Family & Relationships Conflict

How To End A Relationship - Breaking Up Is Hard To Do

Sometimes it's inevitable: relationships end.
Knowing how to end a relationship in the most graceful way possible will make sure really bad things don't happen later.
Above all, you must be strong in your convictions.
When the relationship is no longer mutually beneficial for both of you, there's not a lot left you can do to get it back to where it's perfect.
What makes ending a relationship so difficult is the amount of time and hopes and dreams you put into it only to realize that it just can't work with this person.
That doesn't make either one of you bad people! It only means that you are incompatible and will have better luck finding love elsewhere.
With that, here are some great pointers on how to end a relationship:
  • Know exactly why you are leaving.
    Really give this some thought.
    Why are you leaving the relationship? What does your boyfriend/girlfriend do or not do that makes you incompatible? Could they really change this behavior if they really really wanted to? (Answer: probably not) Knowing the specific reasons for leaving gives you a stronger purpose if they promise to change.
    The reality is that people can change...
    but will revert back to their old selves within 3 months to a year.
    We can't help it.
    We are all creatures of comfort and find that comfort in what we know.
  • Take care of business.
    This may seem cold, but once you start the breakup process, things can get unpredictable-sometimes ugly.
    So make sure you get those things back that are important to you before you break up.
    If you live together, figure out a way to remove your most cherished possessions because they may find themselves on the lawn.
    Obviously, this might not be an issue when breaking up with mature, responsible people, but some of them just snap and do horribly childish things.
    It's best to be safe and have all of the important stuff figured out before you give the axe.
    When it comes to dividing property, consider the stuff you really want to take with you, but in the end, it's only stuff.
    Resolve yourself to leaving with nothing.
    Everything you take with you will be a bonus.
  • Take Responsibility.
    This is a big one.
    We all know it's always the other person's fault, but in the end it's all yours.
    It's your fault that their personality, or financial situation, or friends, or whatever don't match perfectly with yours.
    I'm not saying this to make you feel bad, it's just a simple truth.
    You cannot be happy in this situation so blaming them for the way they simply are will not make this any easier.
    There may be things you feel you have to say on why he or she screwed things up with you, but now is not the time.
    A simple, "I can't do this anymore," speaks way more volumes than "You are an inconsiderate jerk.
    " For one, when it becomes your problem, there is not much more he can do to fix it.
    If you blame him than he can beg forgiveness and promise to change.
    Avoid this conversation at all costs.
    It tempts you to stay and we all know that you are serious and you're rolling out for real! Be strong and take the blame!
  • Don't send mixed signals.
    If it's over, it's over.
    No breakup sex, no maybe's, no "I'll think about it's.

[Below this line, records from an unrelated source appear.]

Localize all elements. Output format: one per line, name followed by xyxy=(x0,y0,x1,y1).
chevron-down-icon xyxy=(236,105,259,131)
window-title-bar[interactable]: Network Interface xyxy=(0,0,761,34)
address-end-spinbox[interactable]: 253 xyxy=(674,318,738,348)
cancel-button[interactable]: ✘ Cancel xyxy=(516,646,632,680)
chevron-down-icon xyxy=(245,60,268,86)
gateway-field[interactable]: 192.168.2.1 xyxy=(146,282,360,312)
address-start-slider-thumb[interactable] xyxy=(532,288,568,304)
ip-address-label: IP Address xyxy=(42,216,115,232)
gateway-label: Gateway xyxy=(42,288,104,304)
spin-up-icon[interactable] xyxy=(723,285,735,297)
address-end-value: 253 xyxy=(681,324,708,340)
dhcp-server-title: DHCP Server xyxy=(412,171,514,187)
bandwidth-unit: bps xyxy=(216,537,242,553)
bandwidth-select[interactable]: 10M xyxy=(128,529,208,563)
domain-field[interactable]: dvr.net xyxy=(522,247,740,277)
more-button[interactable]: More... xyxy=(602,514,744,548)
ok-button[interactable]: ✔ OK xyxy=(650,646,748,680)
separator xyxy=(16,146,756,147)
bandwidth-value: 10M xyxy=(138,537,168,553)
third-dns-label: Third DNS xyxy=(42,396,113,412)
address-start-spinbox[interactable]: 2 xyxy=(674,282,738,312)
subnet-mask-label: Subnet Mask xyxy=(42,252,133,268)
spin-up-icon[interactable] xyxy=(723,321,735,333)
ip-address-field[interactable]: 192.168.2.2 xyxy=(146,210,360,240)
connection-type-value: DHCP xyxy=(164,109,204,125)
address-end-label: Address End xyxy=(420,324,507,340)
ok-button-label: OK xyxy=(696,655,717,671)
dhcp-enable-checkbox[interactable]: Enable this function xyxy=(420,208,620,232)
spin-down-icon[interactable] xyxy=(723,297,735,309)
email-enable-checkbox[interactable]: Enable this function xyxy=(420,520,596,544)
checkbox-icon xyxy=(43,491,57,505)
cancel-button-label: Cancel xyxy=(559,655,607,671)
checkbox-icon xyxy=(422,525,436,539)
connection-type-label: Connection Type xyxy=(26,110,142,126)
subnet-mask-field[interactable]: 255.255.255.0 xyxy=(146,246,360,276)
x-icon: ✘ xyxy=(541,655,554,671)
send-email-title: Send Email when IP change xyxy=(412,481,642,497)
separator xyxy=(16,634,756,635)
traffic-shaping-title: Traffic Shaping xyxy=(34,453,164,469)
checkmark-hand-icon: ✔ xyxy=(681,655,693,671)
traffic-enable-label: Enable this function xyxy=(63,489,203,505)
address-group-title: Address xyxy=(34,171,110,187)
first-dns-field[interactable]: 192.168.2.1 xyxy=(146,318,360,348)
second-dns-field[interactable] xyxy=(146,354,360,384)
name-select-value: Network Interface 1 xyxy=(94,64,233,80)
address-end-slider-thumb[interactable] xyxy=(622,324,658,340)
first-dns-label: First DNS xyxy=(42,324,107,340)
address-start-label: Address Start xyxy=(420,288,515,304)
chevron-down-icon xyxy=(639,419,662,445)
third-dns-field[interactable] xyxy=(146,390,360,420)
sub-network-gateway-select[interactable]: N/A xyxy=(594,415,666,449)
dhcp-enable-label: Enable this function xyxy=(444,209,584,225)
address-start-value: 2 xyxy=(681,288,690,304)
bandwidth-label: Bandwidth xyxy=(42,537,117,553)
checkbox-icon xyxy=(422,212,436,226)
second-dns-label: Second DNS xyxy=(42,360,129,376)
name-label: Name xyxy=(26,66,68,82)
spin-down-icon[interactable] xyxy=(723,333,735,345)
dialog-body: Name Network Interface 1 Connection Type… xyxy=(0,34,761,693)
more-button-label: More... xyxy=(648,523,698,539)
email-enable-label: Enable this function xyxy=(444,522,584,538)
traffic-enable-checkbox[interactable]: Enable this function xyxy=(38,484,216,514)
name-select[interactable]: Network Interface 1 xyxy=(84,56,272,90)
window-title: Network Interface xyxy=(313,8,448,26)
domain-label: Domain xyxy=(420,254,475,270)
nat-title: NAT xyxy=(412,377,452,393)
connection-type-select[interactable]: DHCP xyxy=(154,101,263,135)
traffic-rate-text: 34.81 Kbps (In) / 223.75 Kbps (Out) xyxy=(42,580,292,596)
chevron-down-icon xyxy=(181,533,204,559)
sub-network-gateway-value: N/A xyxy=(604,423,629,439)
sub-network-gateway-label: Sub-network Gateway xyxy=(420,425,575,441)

    " You have made up your mind.
    You're open to friendship after the pain has faded away (and provided they don't act like a child), but otherwise now it's time to go your separate ways.
    When you send mixed signals, it only prolongs the pain and disrupts the grieving process.
    By being strong, you are also giving them a chance to move on quicker.
  • There is no perfect time to beak up.
    People often wait years for that one chance to break up and everything is perfect.
    That perfect moment to bail never comes.
    Things just plod on and every day you live with your misery.
    Do it now! Don't get to the point where you "can't take it anymore.
    " Ending a relationship then will only make it ugly.
    We're not getting any younger and the longer you wait the more opportunities to find a truly loveable mate pass by that you will never get a second chance for.
  • Don't go back.
    So many relationships get back together and usually fail again.
    Sure, you hear about people all the time that succeeded, but in order for you two to back together, both of you will have to change in significant ways.
    Just keep this in mind, the first break up might have been a breeze.
    The next will is guaranteed to be brutal because you no longer have the illusion of protecting the one you used to love.
And for the love of all that is holy,
  • Don't get married to the person you are about to break up with! We see this all the time.
    You try to break up.
    You struggle with all the reasons to leave.
    They cry and promise to change and then they ask you to marry them.
    You really want to get married, so you say yes.
    Now you're married to the broken person you were trying to get rid of.
    A ring doesn't change the things they are doing wrong.
    Don't fall for this last-ditch-effort.
    It only puts a pretty little bow on all of your problems.
As I already said, be strong.
The "dumpee" might cry and you might too, but the pain you feel now is nothing compared to months or years more of silent misery.
Knowing how to end a relationship calmly and gracefully is the best opportunity for both of you to move on.
It also should give you comfort knowing that you treated them with all the respect and honor that someone you used to love deserves.